The immense dangers that the Brazilian working class confronts today have their roots in the historical betrayals by its trade unionist, Pabloite and Stalinist leaderships in the 1980s. When the downfall of the Brazilian military regime, in the face of mass strikes and student protests threatened capitalism itself, these political forces, unified in the treacherous project of building the Workers Party, acted to divert a revolutionary uprising of the Brazilian working class behind illusions in a bourgeois-democratic regime.

These treacherous leaderships promoted the lie that it was possible to guarantee the political and social rights of the Brazilian working class without abolishing the capitalist state itself, and without settling accounts with the military and civilian politicians who commanded that brutal regime of torture and mass murder. With the support of the PT, the criminals of the ruling class were granted amnesty and were able to keep their positions behind the façade of the new regime.
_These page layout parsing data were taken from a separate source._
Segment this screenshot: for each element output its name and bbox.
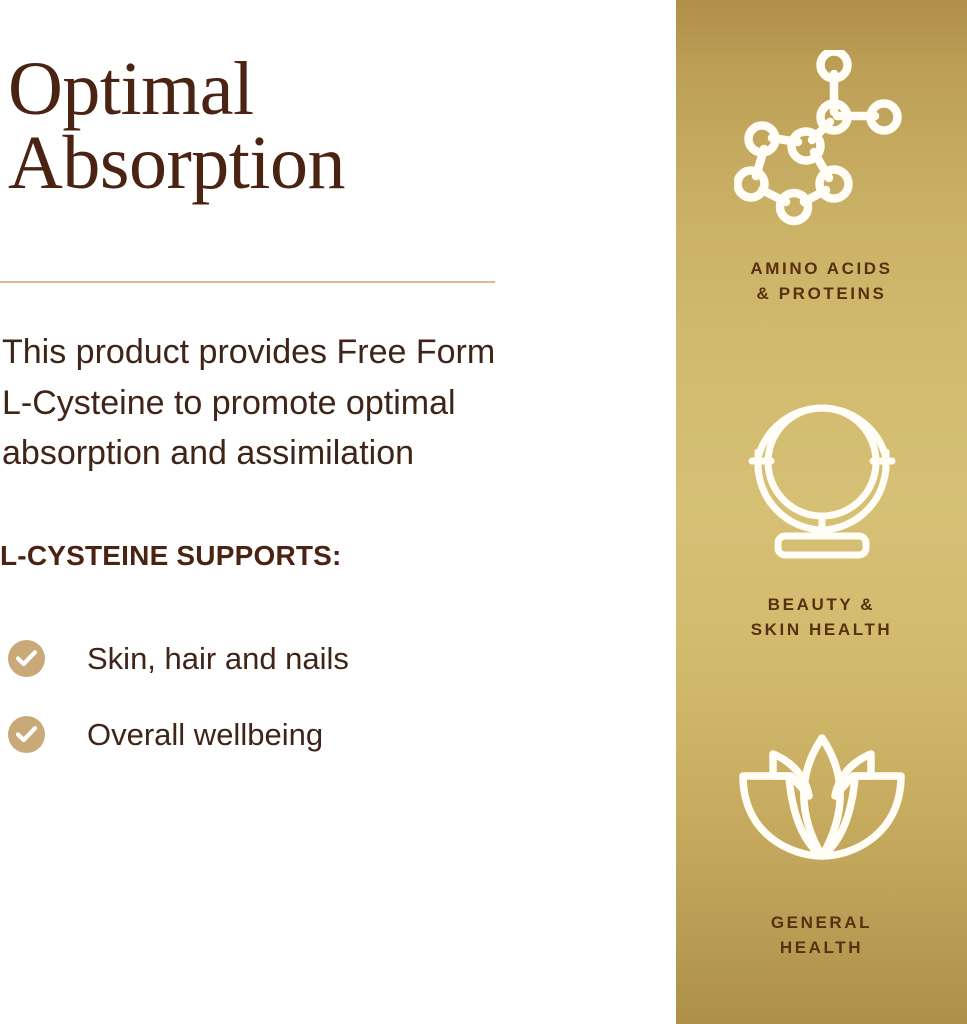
product-benefits-infographic: Optimal Absorption This product provides… (0, 0, 967, 1024)
benefits-gold-panel: AMINO ACIDS & PROTEINS (676, 0, 967, 1024)
benefit-label-beauty-skin: BEAUTY & SKIN HEALTH (676, 593, 967, 642)
benefit-label-general-health: GENERAL HEALTH (676, 911, 967, 960)
left-content-column: Optimal Absorption This product provides… (0, 0, 676, 1024)
page-title: Optimal Absorption (8, 52, 608, 201)
list-item: Skin, hair and nails (0, 620, 600, 696)
title-divider-rule (0, 281, 495, 283)
benefit-label-amino-acids: AMINO ACIDS & PROTEINS (676, 257, 967, 306)
benefit-item-amino-acids: AMINO ACIDS & PROTEINS (676, 50, 967, 306)
benefit-label-line-1: GENERAL (676, 911, 967, 936)
supports-heading: L-CYSTEINE SUPPORTS: (0, 540, 342, 572)
lotus-flower-icon (676, 730, 967, 875)
list-item: Overall wellbeing (0, 696, 600, 772)
page-title-line-2: Absorption (8, 126, 608, 200)
body-description: This product provides Free Form L-Cystei… (2, 327, 642, 479)
vanity-mirror-icon (676, 384, 967, 565)
body-description-line-3: absorption and assimilation (2, 428, 642, 479)
supports-list: Skin, hair and nails Overall wellbeing (0, 620, 600, 772)
benefit-label-line-2: SKIN HEALTH (676, 618, 967, 643)
check-icon (8, 716, 45, 753)
body-description-line-2: L-Cysteine to promote optimal (2, 378, 642, 429)
benefit-item-general-health: GENERAL HEALTH (676, 730, 967, 960)
body-description-line-1: This product provides Free Form (2, 327, 642, 378)
list-item-label: Skin, hair and nails (87, 643, 349, 674)
benefit-label-line-2: & PROTEINS (676, 282, 967, 307)
check-icon (8, 640, 45, 677)
benefit-label-line-2: HEALTH (676, 936, 967, 961)
molecule-icon (676, 50, 967, 231)
benefit-item-beauty-skin: BEAUTY & SKIN HEALTH (676, 384, 967, 642)
benefit-label-line-1: BEAUTY & (676, 593, 967, 618)
list-item-label: Overall wellbeing (87, 719, 323, 750)
page-title-line-1: Optimal (8, 52, 608, 126)
benefit-label-line-1: AMINO ACIDS (676, 257, 967, 282)
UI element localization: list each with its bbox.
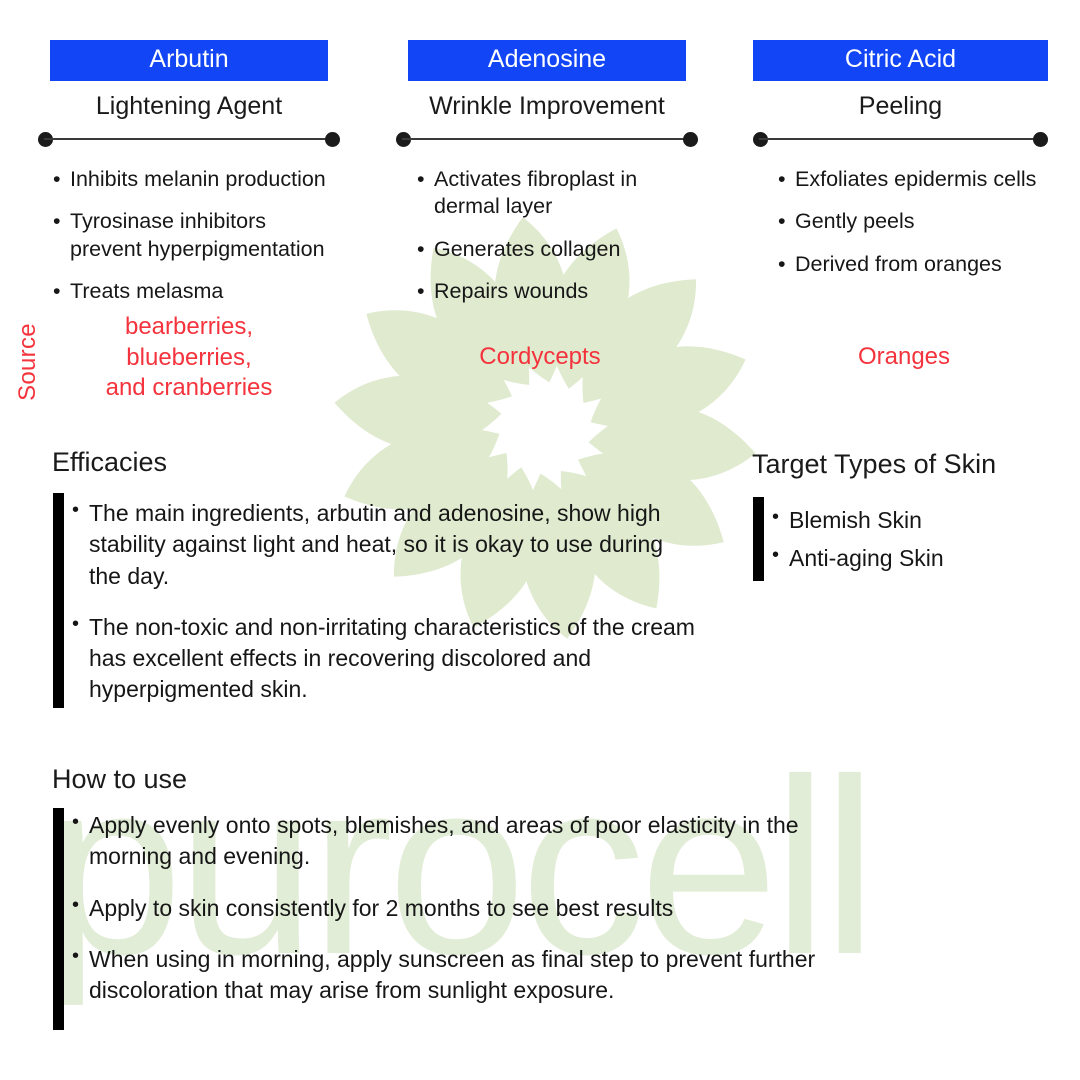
target-types-heading: Target Types of Skin [752,451,996,478]
rule-line [402,138,692,140]
list-item: Anti-aging Skin [770,543,1070,574]
list-item: Apply to skin consistently for 2 months … [70,893,830,924]
ingredient-feature-list: Inhibits melanin production Tyrosinase i… [50,166,340,306]
ingredient-column-adenosine: Adenosine Wrinkle Improvement Activates … [396,40,698,321]
target-types-list: Blemish Skin Anti-aging Skin [770,505,1070,575]
list-item: Activates fibroplast in dermal layer [414,166,698,221]
column-rule [38,130,340,148]
ingredient-feature-list: Activates fibroplast in dermal layer Gen… [414,166,698,306]
efficacies-list: The main ingredients, arbutin and adenos… [70,498,700,706]
list-item: Gently peels [775,208,1048,236]
ingredient-column-arbutin: Arbutin Lightening Agent Inhibits melani… [38,40,340,321]
efficacies-heading: Efficacies [52,449,167,476]
rule-line [44,138,334,140]
ingredient-function-label: Lightening Agent [38,93,340,121]
list-item: When using in morning, apply sunscreen a… [70,944,830,1007]
column-rule [753,130,1048,148]
rule-dot-right [325,132,340,147]
list-item: Treats melasma [50,278,340,306]
list-item: Inhibits melanin production [50,166,340,194]
rule-line [759,138,1042,140]
column-rule [396,130,698,148]
ingredient-name-chip: Adenosine [408,40,686,81]
ingredient-name-chip: Citric Acid [753,40,1048,81]
target-types-accent-bar [753,497,764,581]
source-value-arbutin: bearberries, blueberries, and cranberrie… [60,312,318,404]
list-item: Repairs wounds [414,278,698,306]
ingredient-function-label: Peeling [753,93,1048,121]
list-item: The main ingredients, arbutin and adenos… [70,498,700,592]
source-value-citric-acid: Oranges [760,342,1048,373]
source-value-adenosine: Cordycepts [400,342,680,373]
how-to-use-heading: How to use [52,766,187,793]
list-item: Blemish Skin [770,505,1070,536]
how-to-use-list: Apply evenly onto spots, blemishes, and … [70,810,830,1006]
list-item: Tyrosinase inhibitors prevent hyperpigme… [50,208,340,263]
list-item: Exfoliates epidermis cells [775,166,1048,194]
efficacies-accent-bar [53,493,64,708]
how-to-use-accent-bar [53,808,64,1030]
list-item: Derived from oranges [775,251,1048,279]
source-row-label: Source [14,312,42,412]
list-item: Generates collagen [414,236,698,264]
ingredient-feature-list: Exfoliates epidermis cells Gently peels … [775,166,1048,279]
list-item: Apply evenly onto spots, blemishes, and … [70,810,830,873]
rule-dot-right [1033,132,1048,147]
ingredient-column-citric-acid: Citric Acid Peeling Exfoliates epidermis… [753,40,1048,293]
rule-dot-right [683,132,698,147]
list-item: The non-toxic and non-irritating charact… [70,612,700,706]
infographic-content: Arbutin Lightening Agent Inhibits melani… [0,0,1080,1080]
ingredient-function-label: Wrinkle Improvement [396,93,698,121]
ingredient-name-chip: Arbutin [50,40,328,81]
During the 14 years that it ruled Brazil, the PT defended the interests of the ruling class while presiding over the highest levels of social inequality among the major economies of the world. At the same time, it more and more consistently brought the military back to the center of the national political arena.

In the initial years of his administration, former president Luiz Inácio Lula da Silva sent the armed forces into a criminal “peace-keeping” operation in Haiti, while fostering public confidence in a series of reactionary generals who became the advisers of Bolsonaro’s coup plots. Chief among them is Gen. Augusto Heleno, the commander of the Haiti intervention, who is now Bolsonaro’s intelligence chief.

The PT governments also made increasing use of the armed forces in “Guarantee Law and Order” operations against the Brazilian working class. In 2010, Lula celebrated the military occupation of the Alemão favela complex in Rio de Janeiro. In the face of a wave of violence against Alemão’s poor residents, he said, “The people saw the armed forces serving the Brazilian people.” His hand-picked successor, Dilma Rousseff, turned the military’s apparatus of repression ever more openly against political protests.

Bolsonaro’s coming to power was not a political accident. It was the direct product of the historical betrayals of the Brazilian working class committed by the PT and its promoters among the pseudo-left.

For the independent political mobilization of the working class

Just as in the coup 57 years ago, the dictatorial turn by the Brazilian ruling class today has profound international implications. The 1964 coup in Brazil was used as a model and operational platform for even more brutal coups against the working class in countries like Chile, Uruguay and Argentina. The Brazilian dictatorship acted as an instrument for organizing counterrevolution throughout the continent, in close coordination with US imperialism.

Bolsonaro’s coup threats unfold as US imperialism is struggling to reestablish its hegemony over Latin America and transform the region into a front line in its “great power conflict” with China.

These efforts, which involve reckless and desperate regime change operations in countries like Venezuela, continue in full swing under Democratic President Joe Biden. Those who claim that the fact that Bolsonaro’s ally Donald Trump has left the White House is a further guarantee against a coup in Brazil are criminally misleading the working class, promoting illusions in the “democratic” role of US imperialism.

The lessons of history show that the only progressive way out of the current political crisis is to build a mass political movement of the Brazilian working class, unified with its class brothers in Latin America and internationally in the fight for socialism.

All the fundamental problems faced by Brazilian workers—the threats against democracy, the COVID-19 pandemic and spiraling social inequality—have a universal character: They can only be solved by expropriating the capitalist elite and destroying its state, and establishing the political power of the working class.

The first step in this direction is the construction of an internationalist and socialist political leadership in the Brazilian working class, a section of the International Committee of the Fourth International.